The third in the series of Dublin Economics Workshop meetings on the Irish economy will take place on November 2nd at the Radission SAS Hotel, Golden Lane, Dublin 2.   The programme details are as follows:
1300 Registration
Session 1
Chair and Discussant – John Fitzgerald (ESRI)
1330-1415 David Blanchflower (Dartmouth) – What Should Be Done About Rising Unemployment?
1415-1445 Colm Harmon (UCD) – Education and Innovation Strategies
1445-1515 Discussion and Q&A
1515-1530 Coffee Break
Session 2
Chair and Discussant – Colm McCarthy (UCD)
1530-1600 John McHale (NUIG) – The Other Crisis:  Whither Irish Pensions?
1600-1630 Philip Lane (TCD) – Fiscal Policy and Macroeconomic Adjustment in Ireland
1630-1700 DIscussion and Q&A
Please RSVP to emma.barron@ucd.ie (many thanks to those who have already done so!).  We are looking forward to a full house and a lively meeting.
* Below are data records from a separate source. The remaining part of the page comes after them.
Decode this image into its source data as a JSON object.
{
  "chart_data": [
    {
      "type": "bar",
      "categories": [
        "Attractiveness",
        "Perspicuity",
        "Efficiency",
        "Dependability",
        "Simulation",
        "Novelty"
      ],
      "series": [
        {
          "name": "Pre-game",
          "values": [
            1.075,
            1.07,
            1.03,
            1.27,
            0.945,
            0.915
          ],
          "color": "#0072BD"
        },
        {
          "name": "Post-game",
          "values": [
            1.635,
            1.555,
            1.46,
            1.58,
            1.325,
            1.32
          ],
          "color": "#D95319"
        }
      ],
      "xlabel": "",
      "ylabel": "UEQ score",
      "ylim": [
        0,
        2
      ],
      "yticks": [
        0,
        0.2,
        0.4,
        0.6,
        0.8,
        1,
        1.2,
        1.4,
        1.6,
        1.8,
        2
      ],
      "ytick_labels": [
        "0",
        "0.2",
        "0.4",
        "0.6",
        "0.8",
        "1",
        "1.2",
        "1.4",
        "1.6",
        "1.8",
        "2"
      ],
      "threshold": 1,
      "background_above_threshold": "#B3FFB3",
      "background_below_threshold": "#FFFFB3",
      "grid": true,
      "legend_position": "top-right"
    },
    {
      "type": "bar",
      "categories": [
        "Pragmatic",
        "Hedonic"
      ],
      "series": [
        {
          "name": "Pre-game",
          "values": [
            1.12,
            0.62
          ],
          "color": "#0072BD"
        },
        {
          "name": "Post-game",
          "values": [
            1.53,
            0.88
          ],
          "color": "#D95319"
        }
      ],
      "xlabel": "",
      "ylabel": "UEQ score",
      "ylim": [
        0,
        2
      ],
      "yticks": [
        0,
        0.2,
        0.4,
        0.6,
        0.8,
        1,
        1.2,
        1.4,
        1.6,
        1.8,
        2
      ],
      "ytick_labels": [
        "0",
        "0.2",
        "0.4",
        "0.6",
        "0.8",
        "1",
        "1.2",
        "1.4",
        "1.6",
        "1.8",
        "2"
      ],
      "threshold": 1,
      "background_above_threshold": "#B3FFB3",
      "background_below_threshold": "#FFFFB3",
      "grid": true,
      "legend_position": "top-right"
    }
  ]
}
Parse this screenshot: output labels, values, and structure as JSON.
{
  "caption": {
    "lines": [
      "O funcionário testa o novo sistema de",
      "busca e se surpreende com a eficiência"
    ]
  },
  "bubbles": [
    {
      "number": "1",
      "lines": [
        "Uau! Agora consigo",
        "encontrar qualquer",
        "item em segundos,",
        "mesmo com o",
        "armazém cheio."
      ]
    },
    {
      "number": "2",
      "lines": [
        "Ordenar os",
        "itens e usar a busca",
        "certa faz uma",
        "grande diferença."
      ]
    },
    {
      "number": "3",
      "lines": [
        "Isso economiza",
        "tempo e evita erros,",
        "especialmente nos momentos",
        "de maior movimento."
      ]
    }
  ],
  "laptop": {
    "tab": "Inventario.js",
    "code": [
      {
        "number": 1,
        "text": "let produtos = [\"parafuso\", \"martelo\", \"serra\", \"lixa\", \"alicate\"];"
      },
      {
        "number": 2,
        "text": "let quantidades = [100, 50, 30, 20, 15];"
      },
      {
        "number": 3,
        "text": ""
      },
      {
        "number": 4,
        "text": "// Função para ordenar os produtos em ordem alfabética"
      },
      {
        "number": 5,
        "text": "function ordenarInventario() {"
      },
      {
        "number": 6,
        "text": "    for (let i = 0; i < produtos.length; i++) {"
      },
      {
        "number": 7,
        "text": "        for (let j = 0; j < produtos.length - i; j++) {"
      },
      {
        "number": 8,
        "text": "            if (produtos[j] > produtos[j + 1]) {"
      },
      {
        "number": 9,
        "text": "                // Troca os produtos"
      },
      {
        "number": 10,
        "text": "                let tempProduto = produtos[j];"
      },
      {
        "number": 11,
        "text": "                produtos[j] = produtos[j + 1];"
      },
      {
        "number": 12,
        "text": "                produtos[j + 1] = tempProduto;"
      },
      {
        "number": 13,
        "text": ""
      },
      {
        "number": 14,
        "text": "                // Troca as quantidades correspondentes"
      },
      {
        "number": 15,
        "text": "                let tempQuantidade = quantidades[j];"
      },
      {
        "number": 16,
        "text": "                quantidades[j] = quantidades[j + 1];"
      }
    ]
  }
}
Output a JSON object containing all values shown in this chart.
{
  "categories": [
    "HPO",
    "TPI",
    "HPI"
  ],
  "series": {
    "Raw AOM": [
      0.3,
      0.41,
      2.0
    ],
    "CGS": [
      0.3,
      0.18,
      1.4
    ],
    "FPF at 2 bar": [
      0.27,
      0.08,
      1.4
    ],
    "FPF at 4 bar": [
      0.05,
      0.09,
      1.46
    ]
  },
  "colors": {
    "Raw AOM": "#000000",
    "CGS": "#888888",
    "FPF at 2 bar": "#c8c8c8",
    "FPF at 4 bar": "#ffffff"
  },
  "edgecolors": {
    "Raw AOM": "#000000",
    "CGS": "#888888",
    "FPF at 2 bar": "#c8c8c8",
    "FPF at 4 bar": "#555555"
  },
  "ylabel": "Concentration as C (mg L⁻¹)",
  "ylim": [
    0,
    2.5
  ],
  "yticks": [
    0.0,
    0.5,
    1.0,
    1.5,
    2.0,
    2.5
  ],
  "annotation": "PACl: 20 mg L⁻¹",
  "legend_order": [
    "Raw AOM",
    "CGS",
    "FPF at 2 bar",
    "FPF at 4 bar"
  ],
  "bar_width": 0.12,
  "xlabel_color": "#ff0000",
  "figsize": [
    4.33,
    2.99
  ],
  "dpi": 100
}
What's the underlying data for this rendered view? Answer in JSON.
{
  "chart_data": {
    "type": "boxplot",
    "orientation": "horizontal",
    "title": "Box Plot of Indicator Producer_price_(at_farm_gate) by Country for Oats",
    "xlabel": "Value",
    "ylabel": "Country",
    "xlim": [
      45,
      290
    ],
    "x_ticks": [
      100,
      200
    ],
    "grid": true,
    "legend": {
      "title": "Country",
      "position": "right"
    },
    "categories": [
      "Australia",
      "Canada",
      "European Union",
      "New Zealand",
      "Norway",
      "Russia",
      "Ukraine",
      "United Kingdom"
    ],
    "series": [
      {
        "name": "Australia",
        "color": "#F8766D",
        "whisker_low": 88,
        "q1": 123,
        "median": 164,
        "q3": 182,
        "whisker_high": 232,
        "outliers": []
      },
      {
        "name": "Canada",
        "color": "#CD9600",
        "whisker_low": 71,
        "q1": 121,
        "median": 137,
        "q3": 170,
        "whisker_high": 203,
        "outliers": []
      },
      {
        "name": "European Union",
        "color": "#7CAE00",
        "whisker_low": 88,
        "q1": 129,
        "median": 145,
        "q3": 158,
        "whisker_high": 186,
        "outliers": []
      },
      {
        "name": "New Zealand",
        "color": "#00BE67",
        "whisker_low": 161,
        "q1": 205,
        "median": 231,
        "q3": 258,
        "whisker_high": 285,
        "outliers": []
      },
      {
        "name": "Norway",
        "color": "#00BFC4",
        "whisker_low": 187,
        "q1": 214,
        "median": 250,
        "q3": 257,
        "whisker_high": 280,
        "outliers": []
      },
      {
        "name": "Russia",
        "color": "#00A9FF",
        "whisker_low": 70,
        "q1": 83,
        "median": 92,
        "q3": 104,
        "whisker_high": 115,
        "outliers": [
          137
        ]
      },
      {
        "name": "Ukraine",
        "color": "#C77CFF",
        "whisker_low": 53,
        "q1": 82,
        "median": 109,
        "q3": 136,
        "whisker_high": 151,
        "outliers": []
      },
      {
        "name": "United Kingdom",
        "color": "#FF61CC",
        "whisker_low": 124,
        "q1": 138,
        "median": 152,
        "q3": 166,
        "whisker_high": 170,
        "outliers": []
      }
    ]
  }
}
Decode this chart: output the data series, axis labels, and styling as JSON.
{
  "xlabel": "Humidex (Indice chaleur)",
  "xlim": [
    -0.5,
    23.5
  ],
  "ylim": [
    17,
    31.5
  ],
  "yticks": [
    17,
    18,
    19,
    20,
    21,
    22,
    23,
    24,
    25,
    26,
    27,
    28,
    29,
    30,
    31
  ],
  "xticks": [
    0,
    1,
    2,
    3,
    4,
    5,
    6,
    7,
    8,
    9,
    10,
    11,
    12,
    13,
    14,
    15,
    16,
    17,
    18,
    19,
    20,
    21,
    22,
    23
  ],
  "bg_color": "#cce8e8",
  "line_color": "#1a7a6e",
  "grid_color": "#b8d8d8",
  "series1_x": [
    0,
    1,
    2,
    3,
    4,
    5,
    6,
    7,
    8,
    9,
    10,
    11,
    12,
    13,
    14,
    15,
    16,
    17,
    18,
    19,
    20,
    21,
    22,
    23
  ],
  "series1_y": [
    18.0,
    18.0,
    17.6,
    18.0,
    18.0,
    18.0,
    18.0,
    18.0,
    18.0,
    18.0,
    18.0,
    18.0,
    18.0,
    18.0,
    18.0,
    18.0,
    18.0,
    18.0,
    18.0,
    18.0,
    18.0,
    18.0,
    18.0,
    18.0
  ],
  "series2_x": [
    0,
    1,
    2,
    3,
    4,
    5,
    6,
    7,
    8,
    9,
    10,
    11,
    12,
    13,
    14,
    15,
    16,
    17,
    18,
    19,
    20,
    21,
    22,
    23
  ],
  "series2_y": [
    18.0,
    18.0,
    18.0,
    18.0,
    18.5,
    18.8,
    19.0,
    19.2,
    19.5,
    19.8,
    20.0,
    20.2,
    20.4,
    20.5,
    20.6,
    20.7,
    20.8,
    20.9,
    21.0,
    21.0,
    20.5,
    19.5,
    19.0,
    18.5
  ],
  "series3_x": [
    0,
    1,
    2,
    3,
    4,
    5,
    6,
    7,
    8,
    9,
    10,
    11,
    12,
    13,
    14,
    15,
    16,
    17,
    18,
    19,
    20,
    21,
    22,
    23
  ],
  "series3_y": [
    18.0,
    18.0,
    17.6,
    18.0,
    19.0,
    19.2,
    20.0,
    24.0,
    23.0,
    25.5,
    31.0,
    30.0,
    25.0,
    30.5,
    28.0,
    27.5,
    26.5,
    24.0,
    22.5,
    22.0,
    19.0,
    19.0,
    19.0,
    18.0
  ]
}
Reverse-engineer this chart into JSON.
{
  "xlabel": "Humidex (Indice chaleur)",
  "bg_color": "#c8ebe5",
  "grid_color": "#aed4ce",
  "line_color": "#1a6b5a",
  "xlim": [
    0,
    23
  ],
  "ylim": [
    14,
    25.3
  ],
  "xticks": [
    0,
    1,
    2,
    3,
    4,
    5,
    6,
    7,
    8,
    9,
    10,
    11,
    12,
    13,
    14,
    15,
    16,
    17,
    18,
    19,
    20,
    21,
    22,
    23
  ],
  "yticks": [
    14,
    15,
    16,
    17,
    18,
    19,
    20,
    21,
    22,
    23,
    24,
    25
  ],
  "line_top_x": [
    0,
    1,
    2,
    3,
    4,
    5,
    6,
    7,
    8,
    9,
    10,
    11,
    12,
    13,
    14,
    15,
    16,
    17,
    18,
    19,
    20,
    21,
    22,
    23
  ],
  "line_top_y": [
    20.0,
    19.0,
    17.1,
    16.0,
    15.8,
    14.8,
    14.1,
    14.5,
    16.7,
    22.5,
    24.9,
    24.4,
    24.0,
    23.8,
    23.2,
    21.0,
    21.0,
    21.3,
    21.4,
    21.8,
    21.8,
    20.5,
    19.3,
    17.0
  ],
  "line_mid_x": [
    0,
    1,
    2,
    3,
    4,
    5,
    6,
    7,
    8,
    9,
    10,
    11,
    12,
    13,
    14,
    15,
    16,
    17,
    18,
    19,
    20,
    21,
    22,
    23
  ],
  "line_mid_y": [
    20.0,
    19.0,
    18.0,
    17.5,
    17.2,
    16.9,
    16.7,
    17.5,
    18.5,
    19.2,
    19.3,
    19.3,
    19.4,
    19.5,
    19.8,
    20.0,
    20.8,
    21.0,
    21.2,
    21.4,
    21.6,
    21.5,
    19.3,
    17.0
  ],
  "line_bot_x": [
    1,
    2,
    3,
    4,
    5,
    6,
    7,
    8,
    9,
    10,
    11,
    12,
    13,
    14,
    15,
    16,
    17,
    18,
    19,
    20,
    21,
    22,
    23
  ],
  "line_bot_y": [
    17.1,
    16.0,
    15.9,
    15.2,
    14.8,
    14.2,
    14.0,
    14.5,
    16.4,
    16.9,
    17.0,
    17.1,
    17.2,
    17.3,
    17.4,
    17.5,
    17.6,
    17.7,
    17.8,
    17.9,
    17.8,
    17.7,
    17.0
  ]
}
4 thoughts on “DEW Conference – November 2nd”

  1. From listening to various experts in recent weeks/months it does appear the volatility in price per kwh of electricity is something we will have to face up to. From a point of view of companies based in Ireland which depend on power as a significant input of their production, be it the knowledge economy or otherwise.

    An interesting table here from the DOE in the US, with real and nominal rates per kwh since 1960.

    http://www.eia.doe.gov/emeu/aer/txt/ptb0810.html

    Everything I have heard in recent times though, points to a rapid increase in the price over the next 10, 20+ years.

  2. Sometimes, a image or a video can set the right note to think about a future.

    It is really fun to look at some of the Rocky Mountain Institute videos of ecologically friendly designs. I noticed in a video about a school, the kids in the schools were really getting into the concepts used in the building, and how it worked etc.

    http://bet.rmi.org/video/case-study-videos.html

    We in Ireland will hardly have the budgets anymore for really energy efficient schools, they may cost more initially. But can we afford to ignore these features completely? Maybe the best way to approach it, is to adopt some clever kinds of phasing plans, so that more intelligent plant and equipment etc, can be installed later on if needs be, to reduce energy dependency of public buildings.

    One comment made in the video was – the taxpayers love us, because we haven’t wasted their money.